Por Abraham Santibáñez M.
Aunque con más timidez que la recomendable, ha estado circulando en redes sociales la historia de Elizabeth Holmes, una exitosa “emprendedora” norteamericana. De palabra convincente y figura atractiva, Holmes logró en poco tiempo construir Theranos, una muy exitosa empresa tecnológica. Su producto estrella era “The Edison”, un portentoso laboratorio móvil de formato reducido que, con un solo pinchazo, podía realizar unas 200 pruebas de diagnóstico.

Era el cumplimiento de una aspiración que reveló muy niña. Cuando tenía apenas 9 años de edad, le escribió a su padre una carta en la que anticipaba que deseaba “descubrir algo nuevo, algo que la humanidad creía incapaz de hacer”. Elizabeth recordó esta misiva en 2015, cuando la revista Forbes la nombró la emprendedora multimillonaria más joven del mundo, con una fortuna valorada en 4.500 millones de dólares.

Poco después, sin embargo, la SEC, Comisión del Mercado de Valores de EEUU, determinó que todo era un gran engaño: “The Edison” no funcionaba como se había dicho ni había sido utilizado por las tropas norteamericanas en Afganistán.

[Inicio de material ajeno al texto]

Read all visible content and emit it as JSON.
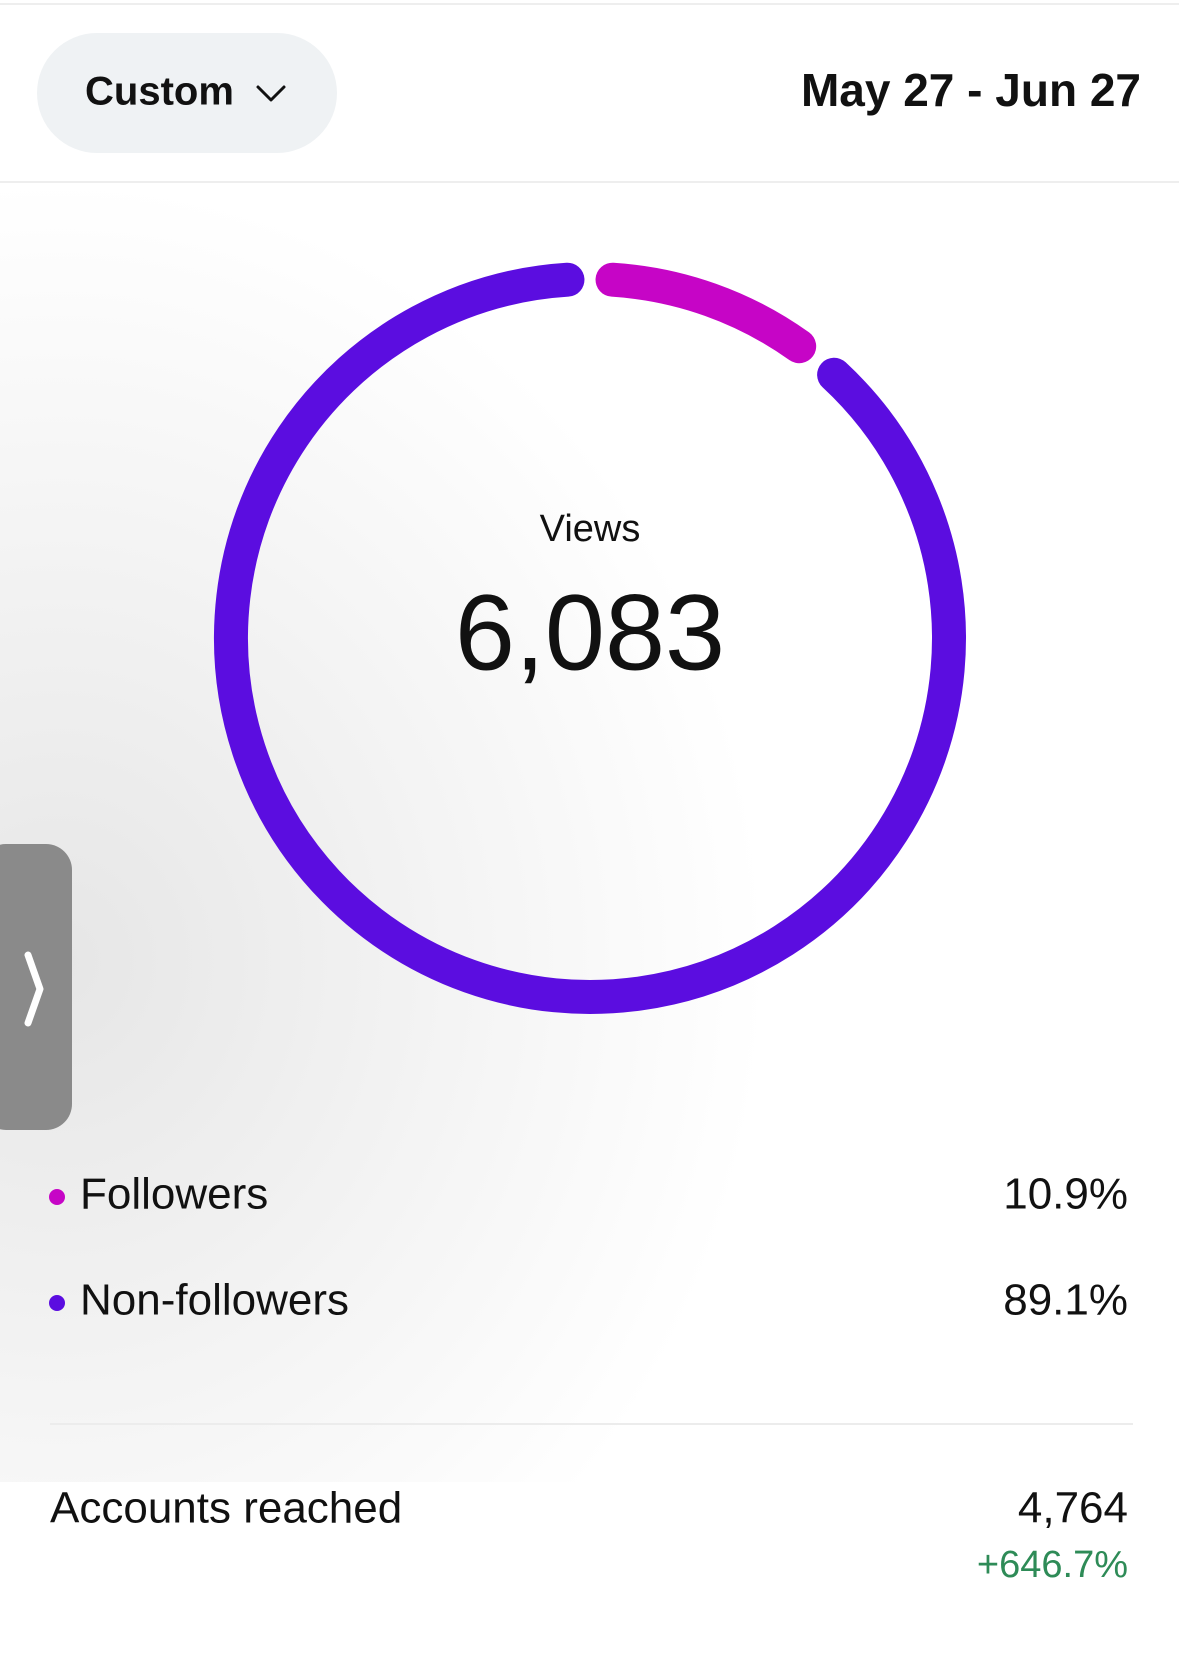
{
  "header": {
    "filter": "Custom",
    "date_range": "May 27 - Jun 27"
  },
  "chart_data": {
    "type": "donut",
    "title": "Views",
    "total": "6,083",
    "categories": [
      "Followers",
      "Non-followers"
    ],
    "values": [
      10.9,
      89.1
    ],
    "value_labels": [
      "10.9%",
      "89.1%"
    ],
    "colors": [
      "#c605c6",
      "#5b0de0"
    ]
  },
  "metrics": [
    {
      "label": "Accounts reached",
      "value": "4,764",
      "change": "+646.7%"
    }
  ]
}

Todo esto se supo hace tiempo, pero mientras se espera que Elizabeth Holmes sea llevada a juicio, la noticia reventó las redes sociales: se publicó un libro (Bad blood, Mala sangre en castellano), una película y un documental de HBO: “The inventor: out for blood in Silicon Valley” que demolieron su prestigio y plantearon serias dudas acerca de la seriedad de quienes confiaron en ella. Más allá de su audacia, lo que quedó en claro fue su habilidad para convencer a inversionistas de alto vuelo acerca de las maravillas de su descubrimiento. Inspirada en Steve Jobs, Elizabeth viste permanentemente de negro riguroso con un beatle de cuello alto. Probó su eficacia vendedora, recaudando 700 millones de dólares entre personajes tan variados como el ex presidente Bill Clinton, el ex secretario de Estado Henry Kissinger y el magnate periodístico Rupert Murdoch.

La pregunta es cómo esta audaz emprendedora pudo engañar a tanta gente de probada experiencia, buena formación y reconocida capacidad intelectual. En comparación, los montos involucrados en algunos casos chilenos -Rafael Garay y Alberto Chang, entre otros- parecen ridículamente pequeños.

Adicionalmente, la gran reflexión que suscitan estos casos es, una vez más, acerca de la formación que permitió el engaño. Aunque siempre ha habido estafadores en el mundo financiero, lo que hay ahora son delitos que se facilitan por el desarrollo tecnológico. No hay conciencia ética en los delincuentes y falta cuidado es las víctimas. Se trata, fundamentalmente del fracaso de la educación en todos sus niveles. Personas destacadas en su oficio, inteligentes y exitosas, son incapaces de analizar serenamente lo que se les ofrece sin dejarse deslumbrar por la facilidad de expresión, la seguridad de sus argumentos o la atractiva simpatía de quien le ofrece un gran negocio. Las nuevas tecnologías son una maravillosa posibilidad, pero como todas las cosas, hay que manejarlas con prudencia.

Es un error creer que todo el “progreso” viene de California y sus alrededores. Recordemos que en el mismo estado están Silicon Valley y Hollywood, la tradicional fábrica de sueños.